That’s it. After all that build up, Christmas and New Year are over for another year and I’m feeling a bit bereft. While hot cross buns and other Easter paraphernalia are starting to sneak into the supermarkets, I haven’t even taken down the Christmas trees yet (yes, we have two. Just because).
If you’re anything like me and feeling the misery of the post-Christmas abyss, here are some tips on how to cope with these blues.
Hands up if you’re one of the very many who have included getting healthier as part of your New Year’s resolutions.
While you might’ve made this resolution because of peer pressure or wine goggles, it’s not a bad idea to try to honour it. Not only is it actually a darned good promise to make your body for the sake of its health, a good diet and exercise regime will also help mitigate any stress and bad moods associated with the post-Chrissy blues.
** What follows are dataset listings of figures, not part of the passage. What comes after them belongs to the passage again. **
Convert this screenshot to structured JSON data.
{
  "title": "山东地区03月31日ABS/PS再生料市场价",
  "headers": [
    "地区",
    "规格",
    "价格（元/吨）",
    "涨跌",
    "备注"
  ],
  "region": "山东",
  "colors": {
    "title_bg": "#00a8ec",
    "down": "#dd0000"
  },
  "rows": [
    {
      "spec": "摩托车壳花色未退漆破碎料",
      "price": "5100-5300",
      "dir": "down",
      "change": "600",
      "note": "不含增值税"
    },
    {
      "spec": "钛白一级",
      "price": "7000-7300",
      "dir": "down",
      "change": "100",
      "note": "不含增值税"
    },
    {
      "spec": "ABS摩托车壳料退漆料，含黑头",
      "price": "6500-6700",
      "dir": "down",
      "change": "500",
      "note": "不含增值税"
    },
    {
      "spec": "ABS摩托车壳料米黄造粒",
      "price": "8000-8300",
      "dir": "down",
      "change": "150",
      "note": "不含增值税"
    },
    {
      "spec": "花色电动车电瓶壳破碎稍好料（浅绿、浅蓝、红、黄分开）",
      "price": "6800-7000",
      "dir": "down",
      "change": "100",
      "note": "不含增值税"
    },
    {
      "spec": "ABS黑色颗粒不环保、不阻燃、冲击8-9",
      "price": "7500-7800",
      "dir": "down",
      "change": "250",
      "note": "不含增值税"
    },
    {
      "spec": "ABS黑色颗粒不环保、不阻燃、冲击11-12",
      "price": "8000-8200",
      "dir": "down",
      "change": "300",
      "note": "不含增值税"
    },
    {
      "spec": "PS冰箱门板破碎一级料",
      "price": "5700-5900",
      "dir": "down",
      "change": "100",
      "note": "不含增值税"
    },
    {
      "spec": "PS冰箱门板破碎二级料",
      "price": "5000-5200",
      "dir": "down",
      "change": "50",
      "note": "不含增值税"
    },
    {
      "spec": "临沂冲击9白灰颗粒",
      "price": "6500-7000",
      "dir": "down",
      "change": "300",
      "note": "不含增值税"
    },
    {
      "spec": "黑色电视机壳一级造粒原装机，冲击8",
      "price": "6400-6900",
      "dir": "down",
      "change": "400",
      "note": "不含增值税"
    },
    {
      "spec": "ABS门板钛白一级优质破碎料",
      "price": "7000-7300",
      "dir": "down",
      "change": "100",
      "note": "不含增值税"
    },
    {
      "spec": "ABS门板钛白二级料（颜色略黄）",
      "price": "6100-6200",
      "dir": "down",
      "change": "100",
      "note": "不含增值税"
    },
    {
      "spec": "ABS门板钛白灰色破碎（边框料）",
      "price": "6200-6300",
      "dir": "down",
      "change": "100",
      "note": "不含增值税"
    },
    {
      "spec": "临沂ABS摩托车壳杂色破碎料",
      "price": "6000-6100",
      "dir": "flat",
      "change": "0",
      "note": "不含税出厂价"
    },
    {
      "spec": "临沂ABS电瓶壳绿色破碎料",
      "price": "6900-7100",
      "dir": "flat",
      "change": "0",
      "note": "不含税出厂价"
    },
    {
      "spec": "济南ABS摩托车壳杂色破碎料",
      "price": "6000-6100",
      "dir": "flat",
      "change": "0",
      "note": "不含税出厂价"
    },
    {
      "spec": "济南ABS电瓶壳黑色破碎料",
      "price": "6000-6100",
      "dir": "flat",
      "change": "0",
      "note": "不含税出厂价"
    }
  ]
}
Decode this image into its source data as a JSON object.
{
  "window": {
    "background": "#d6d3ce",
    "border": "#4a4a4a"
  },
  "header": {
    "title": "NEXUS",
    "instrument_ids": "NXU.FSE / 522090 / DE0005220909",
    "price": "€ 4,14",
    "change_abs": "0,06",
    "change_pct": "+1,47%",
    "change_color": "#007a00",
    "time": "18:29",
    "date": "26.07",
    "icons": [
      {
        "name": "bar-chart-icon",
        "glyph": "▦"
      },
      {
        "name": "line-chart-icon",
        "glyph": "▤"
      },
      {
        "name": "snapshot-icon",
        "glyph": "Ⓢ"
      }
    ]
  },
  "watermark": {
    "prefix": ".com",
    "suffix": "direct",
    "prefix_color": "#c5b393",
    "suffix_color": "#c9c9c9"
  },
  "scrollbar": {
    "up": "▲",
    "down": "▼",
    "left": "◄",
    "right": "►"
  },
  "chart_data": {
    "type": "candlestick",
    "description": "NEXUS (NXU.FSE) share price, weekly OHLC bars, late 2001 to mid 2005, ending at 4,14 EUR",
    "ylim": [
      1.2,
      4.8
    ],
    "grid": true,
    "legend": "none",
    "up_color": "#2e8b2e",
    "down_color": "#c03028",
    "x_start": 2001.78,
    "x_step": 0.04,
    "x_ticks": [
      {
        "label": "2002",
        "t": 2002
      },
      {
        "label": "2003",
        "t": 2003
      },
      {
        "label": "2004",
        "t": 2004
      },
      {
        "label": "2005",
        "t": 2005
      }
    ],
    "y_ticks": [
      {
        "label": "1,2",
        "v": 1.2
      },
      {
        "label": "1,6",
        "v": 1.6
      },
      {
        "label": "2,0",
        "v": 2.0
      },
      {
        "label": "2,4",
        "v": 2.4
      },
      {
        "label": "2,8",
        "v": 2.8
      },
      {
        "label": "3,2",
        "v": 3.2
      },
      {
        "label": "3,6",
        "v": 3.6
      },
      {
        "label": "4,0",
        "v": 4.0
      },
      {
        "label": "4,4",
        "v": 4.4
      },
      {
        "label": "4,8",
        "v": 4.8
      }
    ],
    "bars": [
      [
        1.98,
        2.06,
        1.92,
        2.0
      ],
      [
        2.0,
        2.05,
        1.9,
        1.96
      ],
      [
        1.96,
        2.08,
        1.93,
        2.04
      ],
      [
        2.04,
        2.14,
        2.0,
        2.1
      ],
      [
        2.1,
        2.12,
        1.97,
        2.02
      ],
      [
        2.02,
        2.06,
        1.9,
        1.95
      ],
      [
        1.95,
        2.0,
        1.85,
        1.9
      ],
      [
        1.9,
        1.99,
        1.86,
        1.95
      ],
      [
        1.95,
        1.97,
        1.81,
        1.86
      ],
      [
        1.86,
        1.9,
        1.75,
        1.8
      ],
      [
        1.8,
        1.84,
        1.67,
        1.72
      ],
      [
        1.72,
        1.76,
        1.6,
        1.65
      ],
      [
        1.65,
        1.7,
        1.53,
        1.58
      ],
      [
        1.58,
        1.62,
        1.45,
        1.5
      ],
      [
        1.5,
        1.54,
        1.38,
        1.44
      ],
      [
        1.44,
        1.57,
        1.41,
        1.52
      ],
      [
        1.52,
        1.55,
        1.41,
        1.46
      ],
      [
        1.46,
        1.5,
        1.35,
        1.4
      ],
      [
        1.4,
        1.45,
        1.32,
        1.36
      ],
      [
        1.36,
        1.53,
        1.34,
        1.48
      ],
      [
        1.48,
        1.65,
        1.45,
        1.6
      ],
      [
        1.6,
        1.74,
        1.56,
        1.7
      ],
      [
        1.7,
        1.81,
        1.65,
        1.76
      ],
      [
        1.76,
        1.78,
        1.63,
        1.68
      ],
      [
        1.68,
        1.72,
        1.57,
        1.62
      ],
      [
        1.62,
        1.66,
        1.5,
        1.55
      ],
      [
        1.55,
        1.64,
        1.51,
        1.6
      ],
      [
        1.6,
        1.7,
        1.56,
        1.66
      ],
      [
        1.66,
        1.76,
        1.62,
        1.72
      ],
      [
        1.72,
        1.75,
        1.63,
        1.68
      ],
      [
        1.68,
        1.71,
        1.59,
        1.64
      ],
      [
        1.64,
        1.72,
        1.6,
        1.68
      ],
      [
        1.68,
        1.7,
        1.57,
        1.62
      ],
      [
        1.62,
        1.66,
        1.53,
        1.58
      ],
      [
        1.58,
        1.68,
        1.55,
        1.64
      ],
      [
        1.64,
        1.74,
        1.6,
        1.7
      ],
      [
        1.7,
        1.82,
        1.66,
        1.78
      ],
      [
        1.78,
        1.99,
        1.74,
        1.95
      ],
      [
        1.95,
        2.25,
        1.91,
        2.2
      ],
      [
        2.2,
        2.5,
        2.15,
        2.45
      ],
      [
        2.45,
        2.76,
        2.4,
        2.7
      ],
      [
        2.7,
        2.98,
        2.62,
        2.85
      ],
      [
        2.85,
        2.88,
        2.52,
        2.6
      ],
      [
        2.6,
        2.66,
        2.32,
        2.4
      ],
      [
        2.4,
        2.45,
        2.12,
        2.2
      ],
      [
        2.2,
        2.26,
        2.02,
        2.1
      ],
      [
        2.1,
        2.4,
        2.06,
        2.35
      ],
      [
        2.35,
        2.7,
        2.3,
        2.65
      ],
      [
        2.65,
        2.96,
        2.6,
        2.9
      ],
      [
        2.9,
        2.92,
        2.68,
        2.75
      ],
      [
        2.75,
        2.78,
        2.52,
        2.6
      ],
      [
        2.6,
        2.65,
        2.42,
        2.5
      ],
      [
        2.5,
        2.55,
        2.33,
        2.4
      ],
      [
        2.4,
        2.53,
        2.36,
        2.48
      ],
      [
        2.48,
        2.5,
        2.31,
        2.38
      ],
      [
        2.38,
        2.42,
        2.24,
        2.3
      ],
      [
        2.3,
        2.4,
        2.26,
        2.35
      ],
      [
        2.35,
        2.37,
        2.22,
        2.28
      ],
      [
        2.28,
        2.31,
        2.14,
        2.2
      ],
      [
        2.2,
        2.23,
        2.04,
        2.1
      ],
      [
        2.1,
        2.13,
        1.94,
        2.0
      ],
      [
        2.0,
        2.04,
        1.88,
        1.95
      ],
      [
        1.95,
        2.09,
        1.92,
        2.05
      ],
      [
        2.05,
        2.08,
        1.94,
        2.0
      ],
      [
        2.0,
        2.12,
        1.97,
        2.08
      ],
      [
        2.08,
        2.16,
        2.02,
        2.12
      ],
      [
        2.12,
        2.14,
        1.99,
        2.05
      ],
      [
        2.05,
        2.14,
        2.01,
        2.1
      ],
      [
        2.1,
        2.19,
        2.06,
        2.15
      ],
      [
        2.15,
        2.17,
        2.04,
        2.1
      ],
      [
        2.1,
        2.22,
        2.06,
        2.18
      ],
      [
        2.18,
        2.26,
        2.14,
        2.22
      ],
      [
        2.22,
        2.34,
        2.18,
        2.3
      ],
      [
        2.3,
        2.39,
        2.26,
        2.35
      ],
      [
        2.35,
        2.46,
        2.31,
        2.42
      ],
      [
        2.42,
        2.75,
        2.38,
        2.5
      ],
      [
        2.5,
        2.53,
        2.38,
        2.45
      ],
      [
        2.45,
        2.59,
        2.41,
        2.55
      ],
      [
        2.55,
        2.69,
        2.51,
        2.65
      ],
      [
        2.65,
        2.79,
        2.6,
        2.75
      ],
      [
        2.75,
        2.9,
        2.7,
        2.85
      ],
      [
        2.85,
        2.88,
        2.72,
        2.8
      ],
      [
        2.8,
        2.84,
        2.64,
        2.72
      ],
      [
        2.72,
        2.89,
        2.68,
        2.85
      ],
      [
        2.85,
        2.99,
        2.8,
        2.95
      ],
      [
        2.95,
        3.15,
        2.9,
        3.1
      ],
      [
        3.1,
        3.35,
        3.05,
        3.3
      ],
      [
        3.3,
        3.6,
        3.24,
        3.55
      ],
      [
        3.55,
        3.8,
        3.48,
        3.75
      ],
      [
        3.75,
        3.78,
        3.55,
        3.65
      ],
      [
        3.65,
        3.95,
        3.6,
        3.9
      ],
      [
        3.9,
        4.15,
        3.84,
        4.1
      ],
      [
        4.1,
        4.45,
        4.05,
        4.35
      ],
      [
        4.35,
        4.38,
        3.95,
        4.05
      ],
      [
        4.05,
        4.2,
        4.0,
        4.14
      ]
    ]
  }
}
Have a tree un-decorating party
According to Christmas tradition dating back to the 4th century, you should take your Christmas tree and decorations down on the eve of the Epiphany, or 12 nights after Christmas (5 or 6 January depending on whether you count 25 December as day one). The Epiphany marks the day that the three wise men visited the baby Jesus. Leaving your decorations up beyond this date is considered bad luck.
Regardless of when you decide to take down your tree, it doesn’t have to be a glum affair. To make tree un-decorating as festive as tree decorating, why not turn it into a party? Throw on some tunes, get some party food going and organise fun competitions like who can successfully toss the baubles back into the correct boxes, or bauble and spoon races (stick to non-fragile decorations for these).
For something a bit quicker and more spectacular, check out this world record holder for the fastest time to un-decorate a tree.
Source: Record Setter, via YouTube
Accentuate the positives
In our rose-tinted memories, we remember all the lovely things about Christmas and forget all the bad stuff. For example:
- Deciding who to buy presents for, e.g. to include or not include B-grade friends, certain relatives and your boss’ wife.
- Deciding on what presents to buy them.
- Actually having to buy them.
- Battling shopping crowds to buy them.
- Battling shopping crowds to also buy Christmas food.
- Battling shopping crowds even when all you want to do is buy a carton of milk.
- Having to apologise profusely to your poor overworked wallet.
- Having to endure bad Christmas music.
- Having to endure good Christmas music that goes bad after high-intensity repetition and horribly butchered renditions by failed reality TV show contestants.
- Awkward family gatherings with nosy Aunt Sue enquiring about the state of everyone’s love life and your wannabe-eco-warrior niece Sally crying because, even though she spent the last year proselytising that Christmas is over-commercialised murder on the environment and everyone who celebrates it is evil, no one bought her a present. Which brings us to…
- Disappointing presents (given and received).
- Eating the equivalent of two months’ worth of meals in one week.
- Feeling bad having to bin the Christmas ham after a few days because you can’t stand even looking at it anymore.
- The pressure to do something interesting and fun for New Year’s Eve when all you want to do is curl up in front of the telly and fall asleep by 9am.
Are we having fun yet?
There’s no better way of beating the post-Christmas blues than by celebrating the fact that all of the above are done and dusted for the next 11 months. Enjoy having your sanity (and money) back!
Make the most of the rest of summer
Huge apologies to our Northern hemisphere friends who are experiencing a harsh winter.
Here in Australia, we are lucky that any post-Christmas blues are mitigated by the fact that it’s still summer. So make the most of it with trips to the beach, river or pool, backyard BBQs and lovely evening walks.
Do some volunteer work
Volunteering is a great way to distract yourself from your low mood while at the same time making the world a better place. Ask the local charity stores if they need help sorting through the post-Christmas influx of donations (aka unwanted presents). You could also try animal shelters, who may be dealing with an increased number of unwanted pets.
Remember that there are plenty of other things to look forward to before Christmas rolls around again
You know how we complain about how quickly time flies? Use this thought to your advantage because before you know it, Christmas will come around again (as early as September if you’re lucky). In the meantime, there’ll be other delights to look forward to throughout the year, like birthdays, Easter, Halloween and the kids going back to school after the holidays (admit that you just got a little excited there).